Conversé al respecto con Laura Valencia Bonilla, curadora de la muestra Vanguardias Afro del FICCALI y me contó que la película nació de ejercicios de autoficción con un grupo de actrices y actores durante la pandemia, y eso se nota: es un trenzado de historias cosidas en una Cali dantesca.
Algunas escenas están más logradas que otras, pero el conjunto tiene una semilla que, según Valencia Bonilla, podría transformar la forma en que se cuentan historias en el país. “Es interesante ver cosas arriesgadas, que le dan un giro a clásicos como la Divina Comedia, y que pese a ser muy local, muy caleña, conectan con públicos amplios.

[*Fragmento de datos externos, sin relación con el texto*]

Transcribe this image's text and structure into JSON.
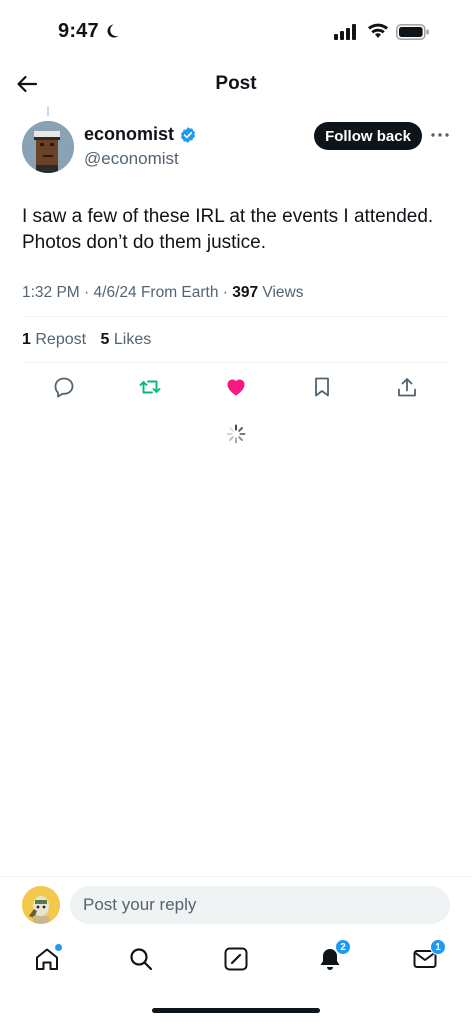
{
  "status_bar": {
    "time": "9:47"
  },
  "header": {
    "title": "Post"
  },
  "post": {
    "author": {
      "name": "economist",
      "handle": "@economist"
    },
    "follow_label": "Follow back",
    "text": "I saw a few of these IRL at the events I attended. Photos don’t do them justice.",
    "meta": {
      "time": "1:32 PM",
      "date": "4/6/24",
      "source": "From Earth",
      "views_count": "397",
      "views_label": "Views"
    },
    "stats": {
      "reposts_count": "1",
      "reposts_label": "Repost",
      "likes_count": "5",
      "likes_label": "Likes"
    },
    "liked": true,
    "reposted": true
  },
  "reply": {
    "placeholder": "Post your reply"
  },
  "tabs": {
    "home": {
      "icon": "home-icon",
      "has_dot": true
    },
    "search": {
      "icon": "search-icon"
    },
    "compose": {
      "icon": "compose-icon"
    },
    "notifications": {
      "icon": "bell-icon",
      "badge": "2"
    },
    "messages": {
      "icon": "mail-icon",
      "badge": "1"
    }
  },
  "colors": {
    "accent": "#1d9bf0",
    "like": "#f91880",
    "repost": "#00ba7c",
    "text": "#0f1419",
    "secondary": "#536471"
  }
}
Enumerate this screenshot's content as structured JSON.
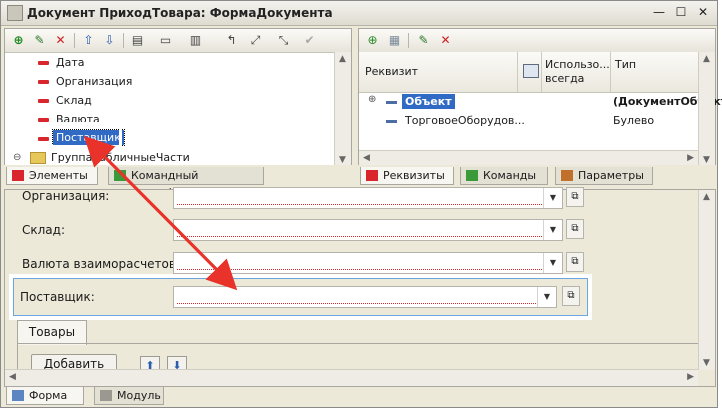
{
  "window": {
    "title": "Документ ПриходТовара: ФормаДокумента",
    "controls": [
      "—",
      "☐",
      "✕"
    ]
  },
  "left_panel": {
    "items": [
      {
        "label": "Дата"
      },
      {
        "label": "Организация"
      },
      {
        "label": "Склад"
      },
      {
        "label": "Валюта"
      },
      {
        "label": "Поставщик",
        "selected": true
      },
      {
        "label": "ГруппаТабличныеЧасти",
        "is_group": true
      }
    ],
    "tabs": [
      {
        "label": "Элементы",
        "active": true
      },
      {
        "label": "Командный интерфейс",
        "active": false
      }
    ]
  },
  "right_panel": {
    "columns": [
      "Реквизит",
      "Использо... всегда",
      "Тип"
    ],
    "column_line2": "всегда",
    "column_line1": "Использо...",
    "rows": [
      {
        "name": "Объект",
        "type": "(ДокументОбъект",
        "expandable": true,
        "selected": true
      },
      {
        "name": "ТорговоеОборудов...",
        "type": "Булево",
        "expandable": false
      }
    ],
    "tabs": [
      {
        "label": "Реквизиты",
        "active": true
      },
      {
        "label": "Команды",
        "active": false
      },
      {
        "label": "Параметры",
        "active": false
      }
    ]
  },
  "form_preview": {
    "fields": [
      {
        "label": "Организация:",
        "value": ""
      },
      {
        "label": "Склад:",
        "value": ""
      },
      {
        "label": "Валюта взаиморасчетов:",
        "value": ""
      },
      {
        "label": "Поставщик:",
        "value": "",
        "highlighted": true
      }
    ],
    "section_tab": "Товары",
    "add_button": "Добавить"
  },
  "bottom_tabs": [
    {
      "label": "Форма",
      "active": true
    },
    {
      "label": "Модуль",
      "active": false
    }
  ],
  "colors": {
    "accent_red": "#d9262c",
    "selection_blue": "#316ac5",
    "arrow_red": "#e8322a"
  }
}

Pinta tu aldea, dice el refrán, y serás universal”.
Además, Valencia Bonilla resalta una de las características más importantes de la película: “en un país donde aproximadamente el 25% de la población es negra, ver una película que hace a la afrodescendencia parte de su ADN es refrescante”, y añade, “verse reflejado en pantalla es importante, y esto aún no pasa lo suficiente para muchas personas en el cine colombiano”.
Otro de los aportes más importantes, es que Llueve sobre Babel reconoce, dignifica y celebra lo que Valencia Bonilla llama “la cultura marika negra” de Cali —marika con k, aclara, porque la comunidad LGBT+ lleva años reapropiándose del insulto para llenarlo de orgullo, comunidad y celebración.
TRANSICIÓN. La alegoría, ese género que crea un mundo paralelo para decir algo sobre el real, es una de las formas más poderosas de crítica social y cultural.
Llueve sobre Babel lo utliza, pero a diferencia de las alegorías clásicas, lo hace desde el humor, la ternura y el goce. No solo denuncia también celebra lo que tan pocas veces se celebra en este país: la afrodescendencia, la disidencia sexual, el placer de crear entre afectos, y la valentía de inventarse un lenguaje contra el borramiento histórico.
Les invito entonces a adentrarse en esta travesía dantesca y afromarika en el cine más cercano.